Irvine and his team designed a vaccine platform that uses DNA instead of protein to act as a layered particle to display multiple copies of the molecule that would elicit immune detection. The vaccine generated more effective B cells that secreted antibodies and were shown to be effective in mice engineered to have similar immune systems to humans. Research in mice have shown that this new vaccine has more on-target effects compared to the current standard, which was already cited as a remarkable improvement. This new breakthrough could reshape how scientists and physicians think about immunotherapy and vaccine design in different contexts.

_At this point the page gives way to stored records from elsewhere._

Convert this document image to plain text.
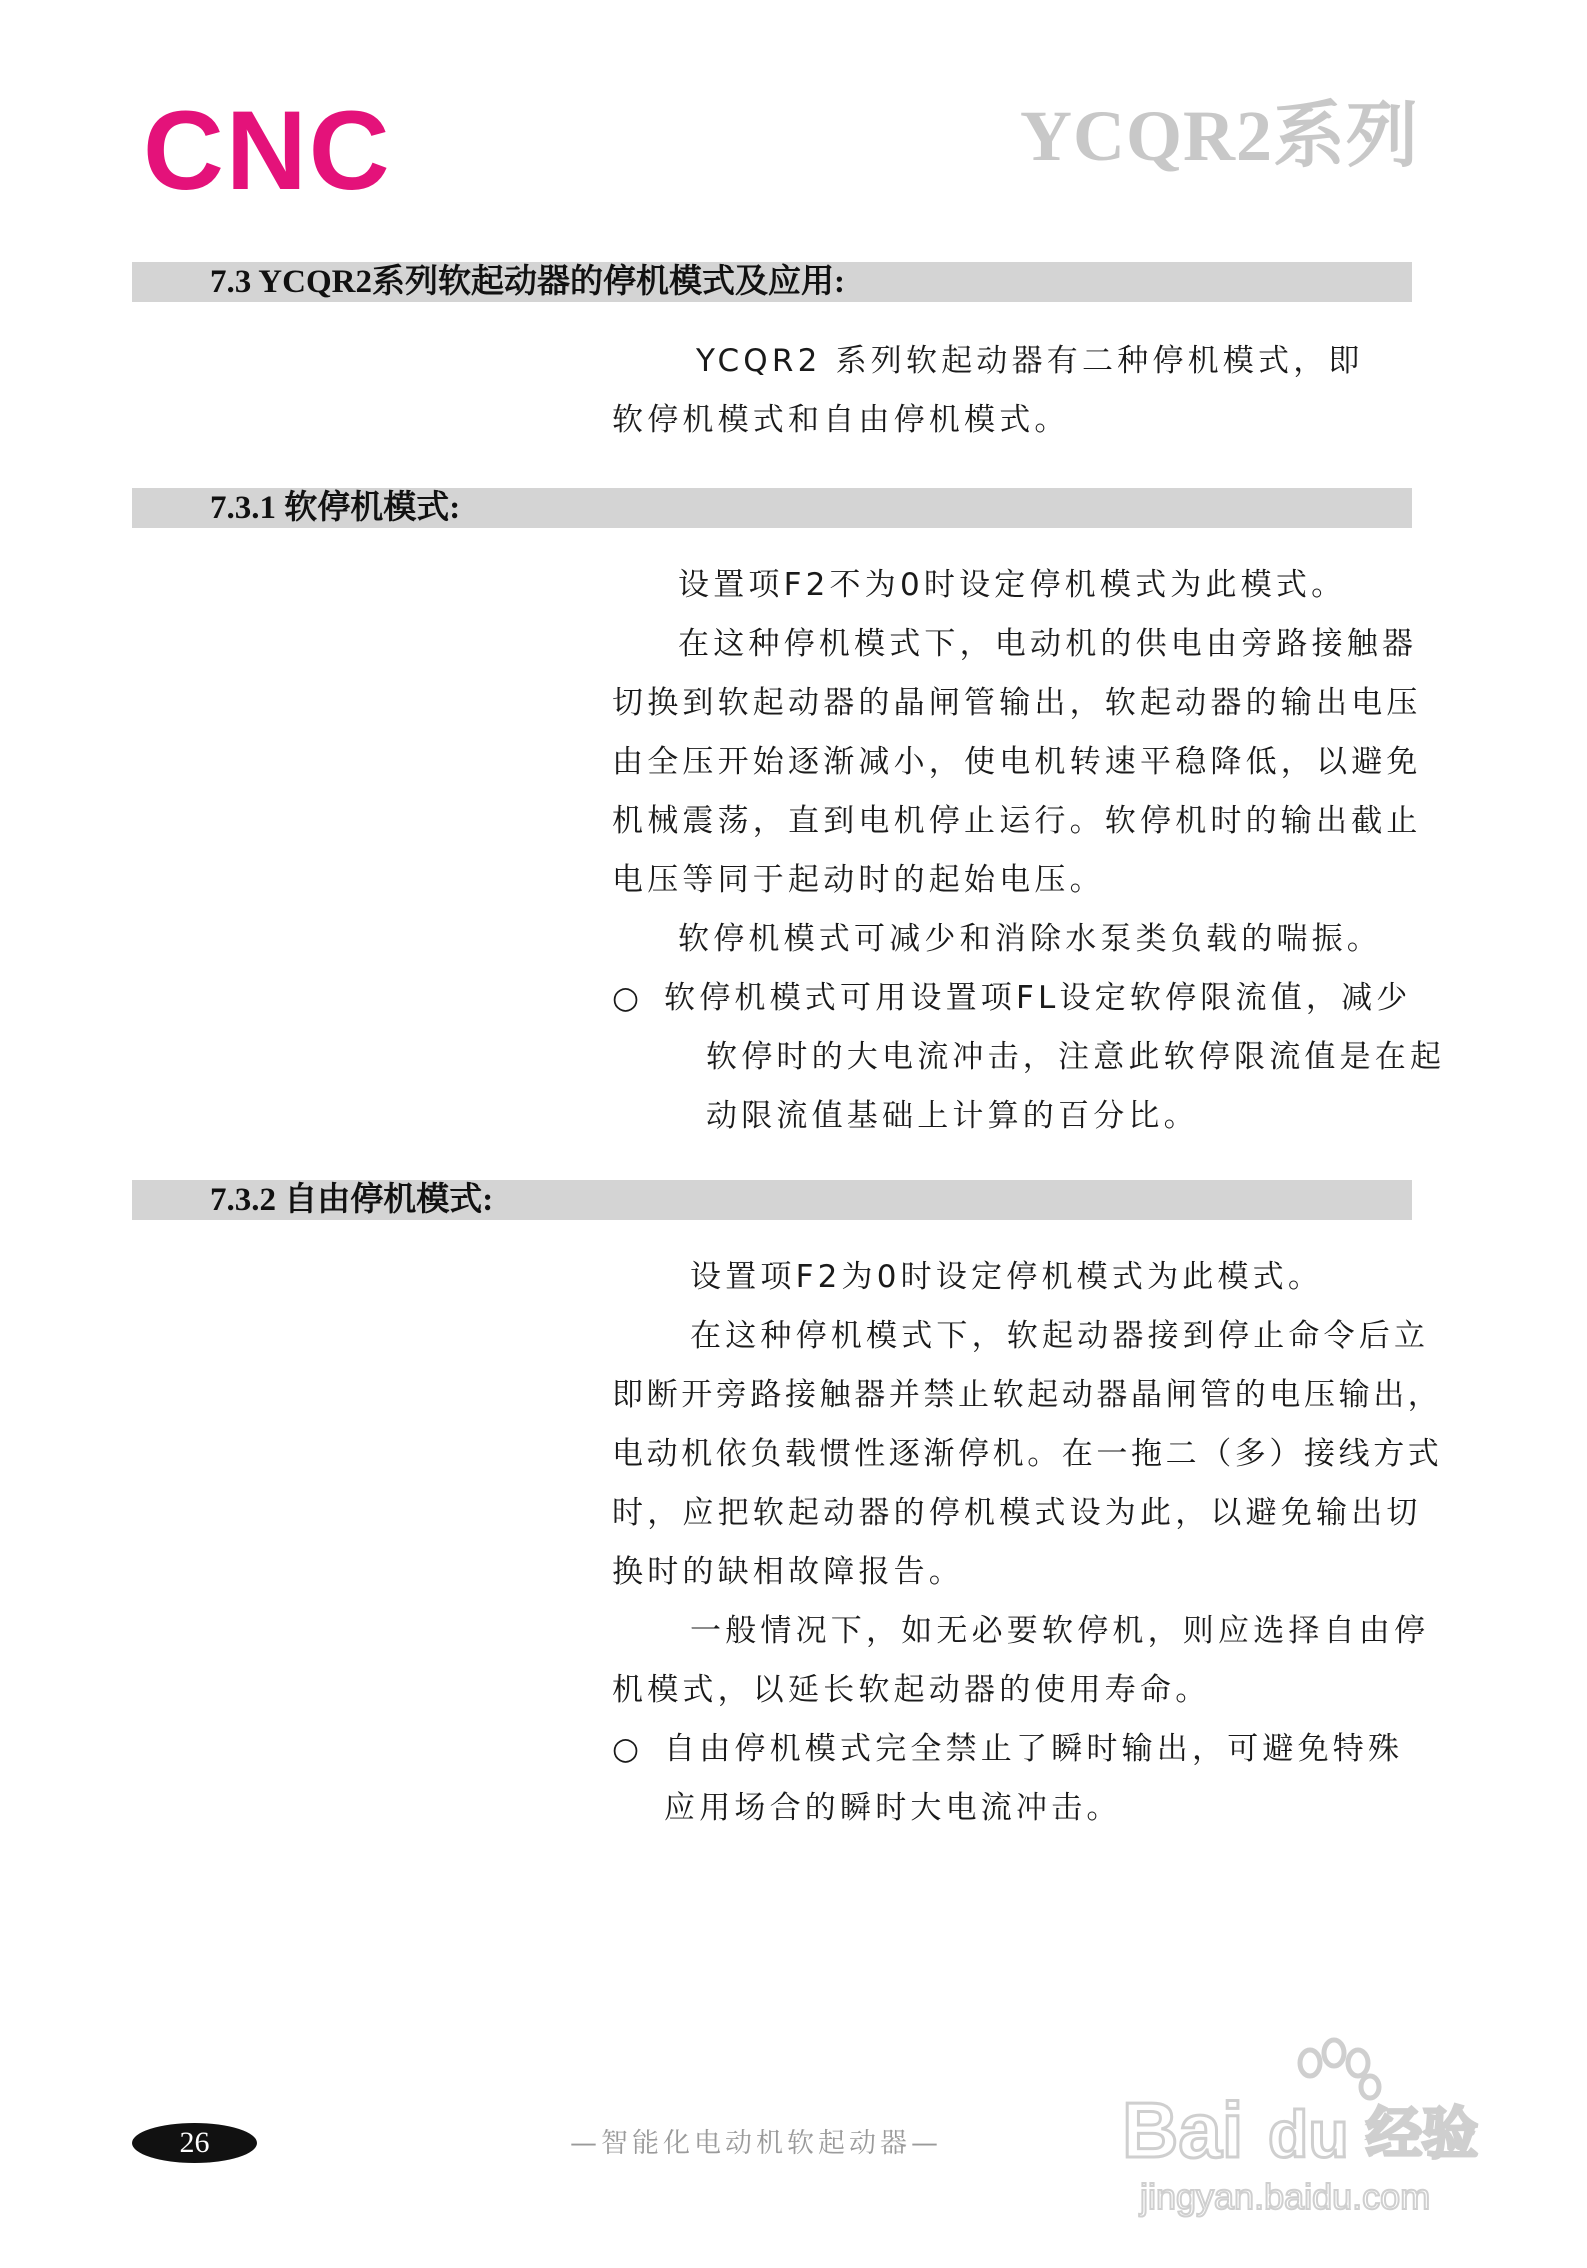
CNC	YCQR2系列
7.3 YCQR2系列软起动器的停机模式及应用:
YCQR2 系列软起动器有二种停机模式，即
软停机模式和自由停机模式。
7.3.1 软停机模式:
设置项F2不为0时设定停机模式为此模式。
在这种停机模式下，电动机的供电由旁路接触器
切换到软起动器的晶闸管输出，软起动器的输出电压
由全压开始逐渐减小，使电机转速平稳降低，以避免
机械震荡，直到电机停止运行。软停机时的输出截止
电压等同于起动时的起始电压。
软停机模式可减少和消除水泵类负载的喘振。
○ 软停机模式可用设置项FL设定软停限流值，减少
软停时的大电流冲击，注意此软停限流值是在起
动限流值基础上计算的百分比。
7.3.2 自由停机模式:
设置项F2为0时设定停机模式为此模式。
在这种停机模式下，软起动器接到停止命令后立
即断开旁路接触器并禁止软起动器晶闸管的电压输出，
电动机依负载惯性逐渐停机。在一拖二（多）接线方式
时，应把软起动器的停机模式设为此，以避免输出切
换时的缺相故障报告。
一般情况下，如无必要软停机，则应选择自由停
机模式，以延长软起动器的使用寿命。
○ 自由停机模式完全禁止了瞬时输出，可避免特殊
应用场合的瞬时大电流冲击。
26	—智能化电动机软起动器— Bai du 经验
jingyan.baidu.com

After analysis of results, scientists discovered that the DNA scaffold in the vaccine was able to hold many different molecules to activate a wide range of targets. Scientists were always unsure of whether the DNA scaffold would develop “on-target” B cells. This work has been part of ongoing research. The development of an HIV vaccine that would produce effective antibodies remained a challenge, until recently. This work is paradigm-shifting and provides an advancement in vaccine development. Moving forward, Irvine and the team would like to expand this treatment to the clinic. Although the results showing wide-range antibodies significantly improve HIV symptoms, scientists are still worried that B cell response can become hindered through neighboring off-target responses. Overall, the development of this new vaccine is a milestone in vaccine development and has the potential to significantly improve patient quality of life.